The capitals of Europe and Asia are safe from thundering herds of pachyderms; it’s only their representatives that have been storming two major continents. Indeed, one of the reasons for the faux-elephant invasion is that the majestic animals themselves are disappearing in droves. As a result of poaching, accidents and loss of habitats, the number of Asian elephants has plummeted from 250,000 at the beginning of the 2oth century to somewhere between 20,000 to 40,000 today.
Art for a Cause
Enter the Elephant Parade, a series of art exhibits in public spaces that debuted in 2007 in Rotterdam, the Netherlands — home to its founders, Marc and Michael Spits. After each exhibit, the elephants — created from different fiberglass templates and painted in distinctive styles by a variety of artists from around the world — are auctioned off and a percentage of the proceeds are donated to the Asian Elephant Foundation. More than 4 million euros have been raised since 2007.
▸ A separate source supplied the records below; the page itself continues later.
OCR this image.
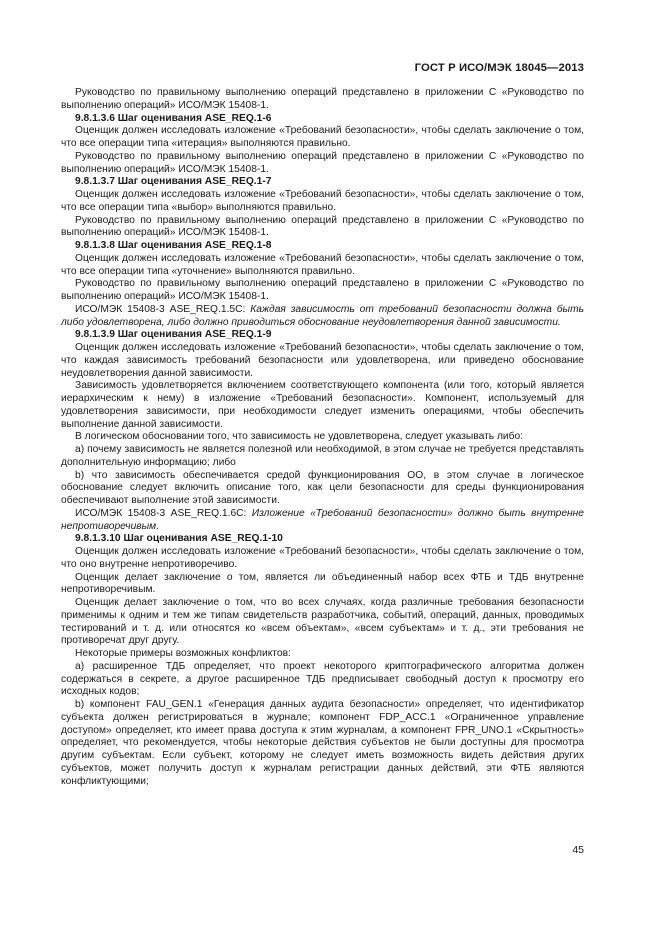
ГОСТ Р ИСО/МЭК 18045—2013

Руководство по правильному выполнению операций представлено в приложении С «Руководство по выполнению операций» ИСО/МЭК 15408-1.

9.8.1.3.6 Шаг оценивания ASE_REQ.1-6

Оценщик должен исследовать изложение «Требований безопасности», чтобы сделать заключение о том, что все операции типа «итерация» выполняются правильно.

Руководство по правильному выполнению операций представлено в приложении С «Руководство по выполнению операций» ИСО/МЭК 15408-1.

9.8.1.3.7 Шаг оценивания ASE_REQ.1-7

Оценщик должен исследовать изложение «Требований безопасности», чтобы сделать заключение о том, что все операции типа «выбор» выполняются правильно.

Руководство по правильному выполнению операций представлено в приложении С «Руководство по выполнению операций» ИСО/МЭК 15408-1.

9.8.1.3.8 Шаг оценивания ASE_REQ.1-8

Оценщик должен исследовать изложение «Требований безопасности», чтобы сделать заключение о том, что все операции типа «уточнение» выполняются правильно.

Руководство по правильному выполнению операций представлено в приложении С «Руководство по выполнению операций» ИСО/МЭК 15408-1.

ИСО/МЭК 15408-3 ASE_REQ.1.5C: Каждая зависимость от требований безопасности должна быть либо удовлетворена, либо должно приводиться обоснование неудовлетворения данной зависимости.

9.8.1.3.9 Шаг оценивания ASE_REQ.1-9

Оценщик должен исследовать изложение «Требований безопасности», чтобы сделать заключение о том, что каждая зависимость требований безопасности или удовлетворена, или приведено обоснование неудовлетворения данной зависимости.

Зависимость удовлетворяется включением соответствующего компонента (или того, который является иерархическим к нему) в изложение «Требований безопасности». Компонент, используемый для удовлетворения зависимости, при необходимости следует изменить операциями, чтобы обеспечить выполнение данной зависимости.

В логическом обосновании того, что зависимость не удовлетворена, следует указывать либо:

а) почему зависимость не является полезной или необходимой, в этом случае не требуется представлять дополнительную информацию; либо

b) что зависимость обеспечивается средой функционирования ОО, в этом случае в логическое обоснование следует включить описание того, как цели безопасности для среды функционирования обеспечивают выполнение этой зависимости.

ИСО/МЭК 15408-3 ASE_REQ.1.6C: Изложение «Требований безопасности» должно быть внутренне непротиворечивым.

9.8.1.3.10 Шаг оценивания ASE_REQ.1-10

Оценщик должен исследовать изложение «Требований безопасности», чтобы сделать заключение о том, что оно внутренне непротиворечиво.

Оценщик делает заключение о том, является ли объединенный набор всех ФТБ и ТДБ внутренне непротиворечивым.

Оценщик делает заключение о том, что во всех случаях, когда различные требования безопасности применимы к одним и тем же типам свидетельств разработчика, событий, операций, данных, проводимых тестирований и т. д. или относятся ко «всем объектам», «всем субъектам» и т. д., эти требования не противоречат друг другу.

Некоторые примеры возможных конфликтов:

а) расширенное ТДБ определяет, что проект некоторого криптографического алгоритма должен содержаться в секрете, а другое расширенное ТДБ предписывает свободный доступ к просмотру его исходных кодов;

b) компонент FAU_GEN.1 «Генерация данных аудита безопасности» определяет, что идентификатор субъекта должен регистрироваться в журнале; компонент FDP_ACC.1 «Ограниченное управление доступом» определяет, кто имеет права доступа к этим журналам, а компонент FPR_UNO.1 «Скрытность» определяет, что рекомендуется, чтобы некоторые действия субъектов не были доступны для просмотра другим субъектам. Если субъект, которому не следует иметь возможность видеть действия других субъектов, может получить доступ к журналам регистрации данных действий, эти ФТБ являются конфликтующими;

45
An American Girl Goes to Copenhagen
The Crown Prince of Denmark, Camilla Parker Bowles’ brother, a tony Copenhagen department store… all are part of the fascinating story that Sona Mirzaei, the only American artist to be represented in this elephant extravaganza, told Mary Haight for this week’s podcast on Animal Cafe. It’s a tale of American boldness and ingenuity, a woman seeing something she loved and grabbing hold of it by the trunk. As it were.
Collaborating and Painting in Public
Even more than learning how to work collaboratively with a good friend, Danish artist Per Hillo, Mirzeai had to get accustomed to painting in public, in this case at Copenhagen’s upscale Illum department store.
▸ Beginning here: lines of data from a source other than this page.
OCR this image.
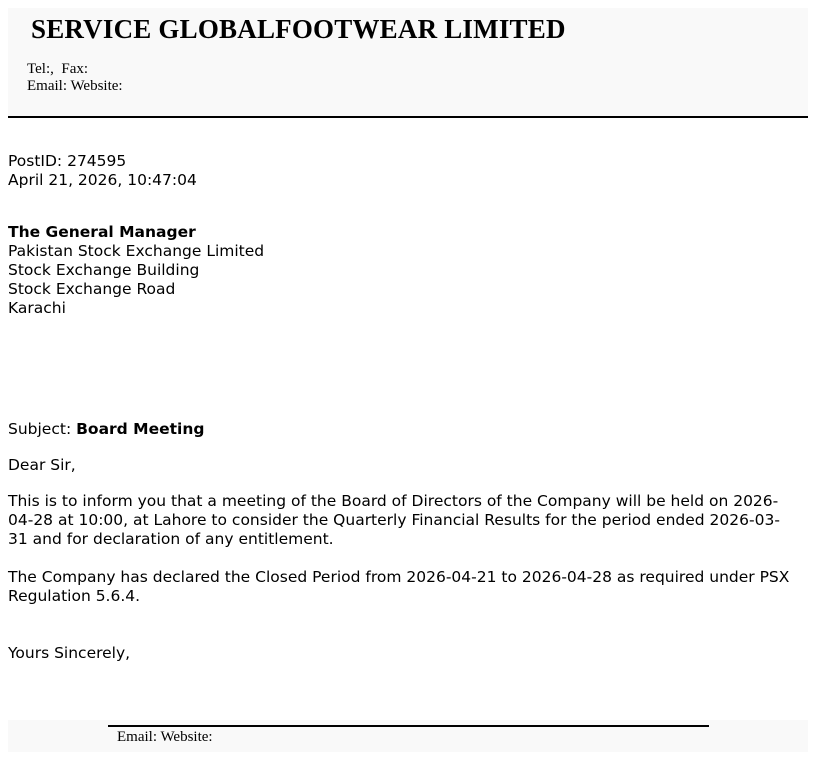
SERVICE GLOBALFOOTWEAR LIMITED
Tel:,  Fax:
Email: Website:
PostID: 274595
April 21, 2026, 10:47:04
The General Manager
Pakistan Stock Exchange Limited
Stock Exchange Building
Stock Exchange Road
Karachi
Subject: Board Meeting
Dear Sir,

This is to inform you that a meeting of the Board of Directors of the Company will be held on 2026-04-28 at 10:00, at Lahore to consider the Quarterly Financial Results for the period ended 2026-03-31 and for declaration of any entitlement.

The Company has declared the Closed Period from 2026-04-21 to 2026-04-28 as required under PSX Regulation 5.6.4.

Yours Sincerely,
Email: Website:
While trying to concentrate on her work, she explained the symbolism of the Triumph of Unity, as their elephant was called, to the crowds that gathered to watch the artists adorn the life-size baby elephant with the star of David, the star and the crescent, the yin and yang sign… Measuring five by six feet and painted with pastels and gold leaf, it was nicknamed Bianca because… well, just listen to the interview, and find out where Bianca is heading next.
Obsessed by Elephants
I’ve already mentioned my fondness for bats; someday I’ll discuss my deep and abiding interest in camels. But right now I’m fixated on the elephants, hundreds of them, on the Elephant Parade site. I’ve posted two of my favorites here. I probably could have chosen at least a dozen more. So that I won’t be alone in having spent more time than I care to admit ogling elephants on the internet, I’ll ask you: Which ones struck your fancy? I don’t have a prize to offer for your comments; the joy of contemplating these wonderful images will be its own reward.
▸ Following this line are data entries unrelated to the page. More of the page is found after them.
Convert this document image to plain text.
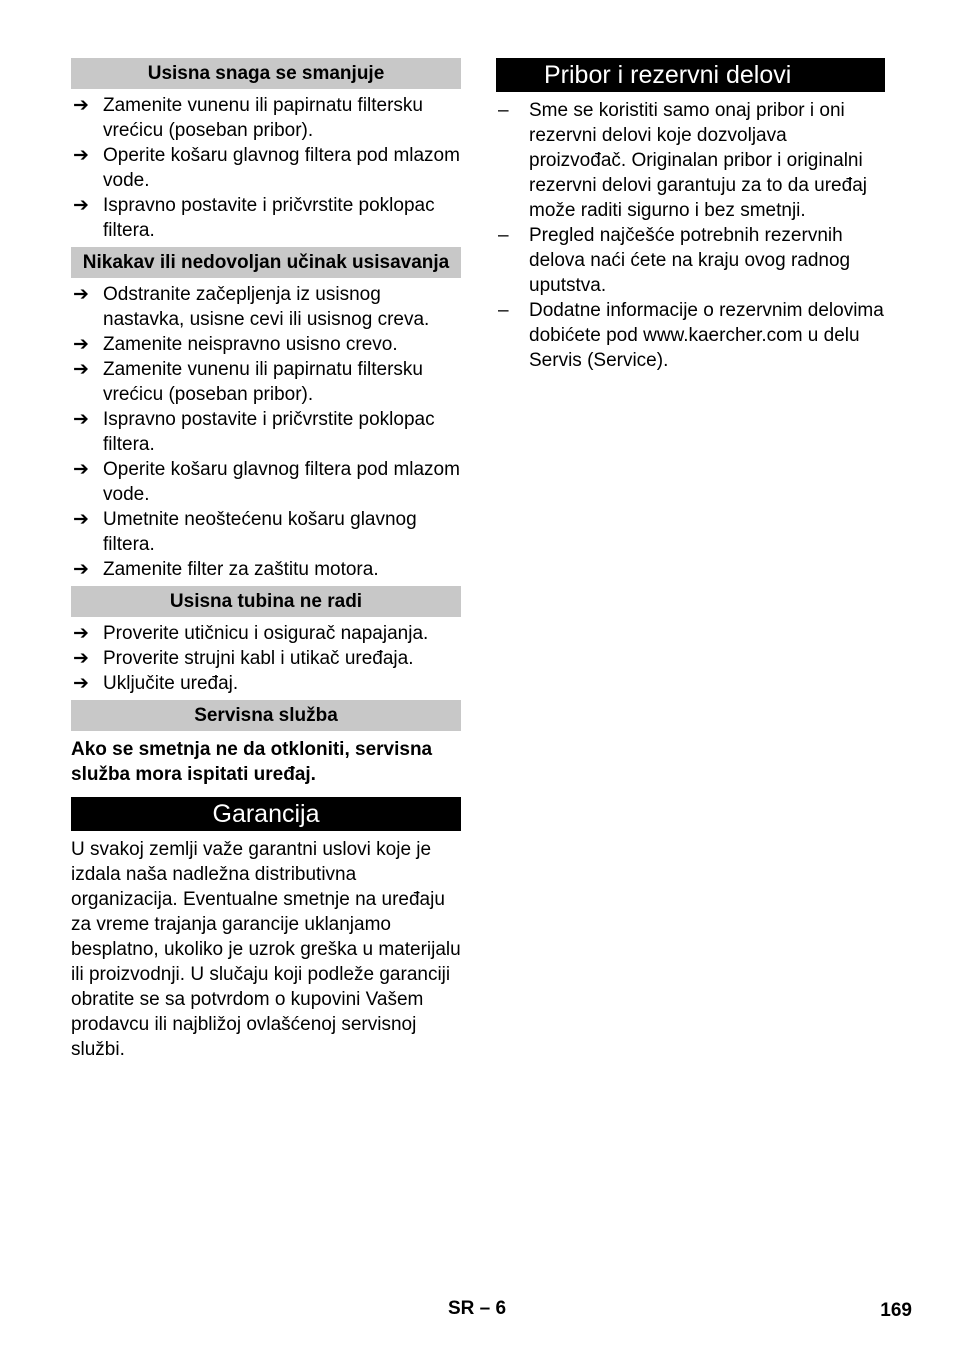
Usisna snaga se smanjuje
➔ Zamenite vunenu ili papirnatu filtersku vrećicu (poseban pribor).
➔ Operite košaru glavnog filtera pod mlazom vode.
➔ Ispravno postavite i pričvrstite poklopac filtera.
Nikakav ili nedovoljan učinak usisavanja
➔ Odstranite začepljenja iz usisnog nastavka, usisne cevi ili usisnog creva.
➔ Zamenite neispravno usisno crevo.
➔ Zamenite vunenu ili papirnatu filtersku vrećicu (poseban pribor).
➔ Ispravno postavite i pričvrstite poklopac filtera.
➔ Operite košaru glavnog filtera pod mlazom vode.
➔ Umetnite neoštećenu košaru glavnog filtera.
➔ Zamenite filter za zaštitu motora.
Usisna tubina ne radi
➔ Proverite utičnicu i osigurač napajanja.
➔ Proverite strujni kabl i utikač uređaja.
➔ Uključite uređaj.
Servisna služba

Ako se smetnja ne da otkloniti, servisna služba mora ispitati uređaj.

Garancija

U svakoj zemlji važe garantni uslovi koje je izdala naša nadležna distributivna organizacija. Eventualne smetnje na uređaju za vreme trajanja garancije uklanjamo besplatno, ukoliko je uzrok greška u materijalu ili proizvodnji. U slučaju koji podleže garanciji obratite se sa potvrdom o kupovini Vašem prodavcu ili najbližoj ovlašćenoj servisnoj službi.

Pribor i rezervni delovi
– Sme se koristiti samo onaj pribor i oni rezervni delovi koje dozvoljava proizvođač. Originalan pribor i originalni rezervni delovi garantuju za to da uređaj može raditi sigurno i bez smetnji.
– Pregled najčešće potrebnih rezervnih delova naći ćete na kraju ovog radnog uputstva.
– Dodatne informacije o rezervnim delovima dobićete pod www.kaercher.com u delu Servis (Service).
SR – 6	169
I can think of a lot worse ways to spend your time. Remember, this is art — and for a good cause.
9 thoughts on “Elephants Invade Europe, Southeast Asia”
This is so interesting. I love elephants too…and in the last few weeks, I’ve come across beautiful photos of them or people have pointed out websites of santuaries or documentaries. What does this mean? This is a cool project and an artistic way to raise funds. I like the “Apsara” elephant (for the angel meaning) and the “Aboriginal” elephant (for the colours).
Hmmm… there is definitely an elephant in your room 😉
It’s just occurred to me that I will now spend a good part of today looking at elephants again as I go over to the Elephant Parade website and check out the choices that people have made!
After about 30 minutes of wandering through the Elephant Parade, I cannot make up my mind. I love the idea as a way of raising awareness and money for endangered elephants. Thanks, Edie, for drawing attention to the cause.
very refreshing post!
Cool! This project is like the cows in Chicago or the moose in Toronto, only with a good cause.
Yes — I was thinking that too. We had ponies in Tucson and I saw cows somewhere else but they just stood around looking cute, not doing anything for their fellow ponies and cows.
I adore elephants and bats too! And we would do well to think more about them both, as both face serious threats. Thank you for reminding us of our wild friends.
Thanks, Kirsten. And thanks for the shout out in your terrific No Kill and Conservation post. I’m going to comment there too!